EU leaders failed to reach an agreement on the re-election of Ursula von der Leyen as president of the EU Commission during the first round of Council negotiations last Monday, primarily due to the arrogance and self-interest of von der Leyen's party. However, the political maneuvering has already begun. Negotiations between the two largest blocs: the European People's Party led by von der Leyen and the Social Democrats will aim to sideline the true winners. They may employ a narrative similar to that used successfully in Spain, where disparate and unpopular factions united to prevent "the right from governing.” Von der Leyen's Brussels will do everything in its power to disregard election results or the will of European voters, leveraging the power and influence amassed over five years. Clearly, she is adept at navigating this complex political landscape.

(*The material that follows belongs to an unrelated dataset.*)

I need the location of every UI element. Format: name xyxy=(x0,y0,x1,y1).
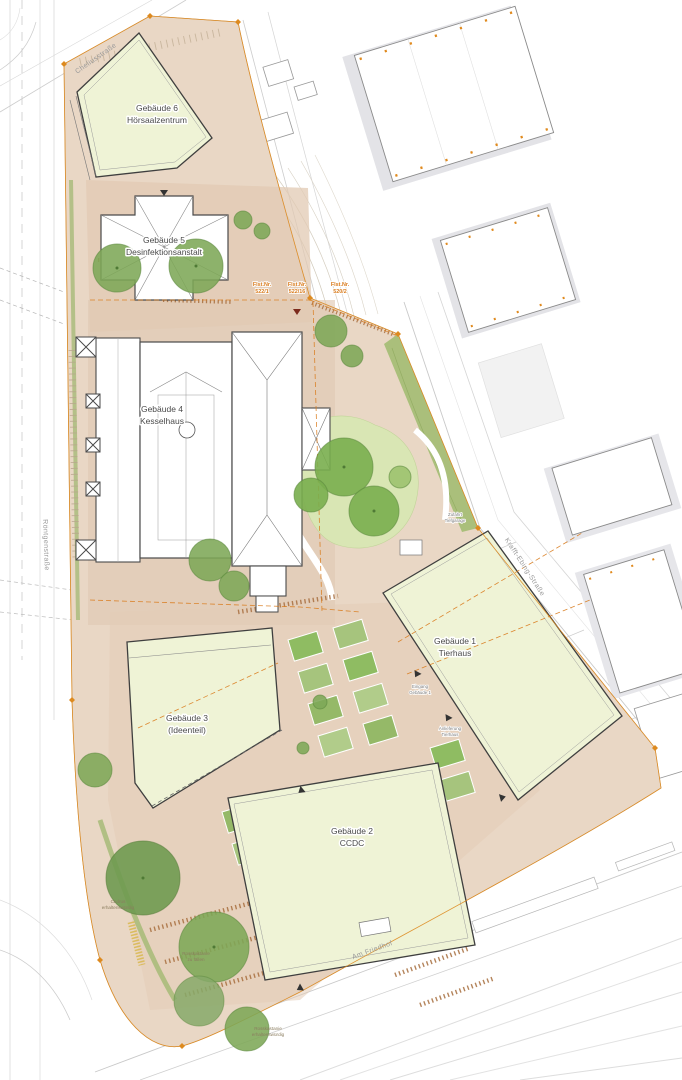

Giorgia Meloni, leader of the European Conservative and Reform group, complained about being marginalized and questioned the round of negotiations, and Viktor Orbán agreed. “They don't care about reality, they don't care about the results of the European elections and they don't care about the will of the European people," posted the Hungarian Prime Minister. Citizens have used these elections to express their discontent, both to local rulers and to the bureaucracy that they do not elect except in a distant and subterfuge way, by which they do not feel represented but rather attacked. The prevailing consensus among European elites is undergoing an unprecedented erosion from the grassroots level within the history of the EU. However, von der Leyen Castle either does not see this, or she simply does not care. After all, her authority has sever stemmed from popular mandate and empathy is not her strong suit.

European politics urgently needs to democratize. Calling the popular will populism and ignoring the voice of the polls when they do not endorse what the elites want has a name, and it is not exactly called democracy. Brussels cannot hide from reality forever and five more years of Ursula's authoritarian myopia will lead to a dark future. The elections clearly show that the apparatus of control and handouts designed by von der Leyen failed to contain voters' anger. But European voters do not vote for the president of the Commission or the rest of the authorities. That is the kingdom of those who are not chosen by the people. European leadership needs to be brought under control because the essence of liberal democracy is control over power. Citizens and their individual rights need to be at the center of the European community system, or Europe will become irrelevant.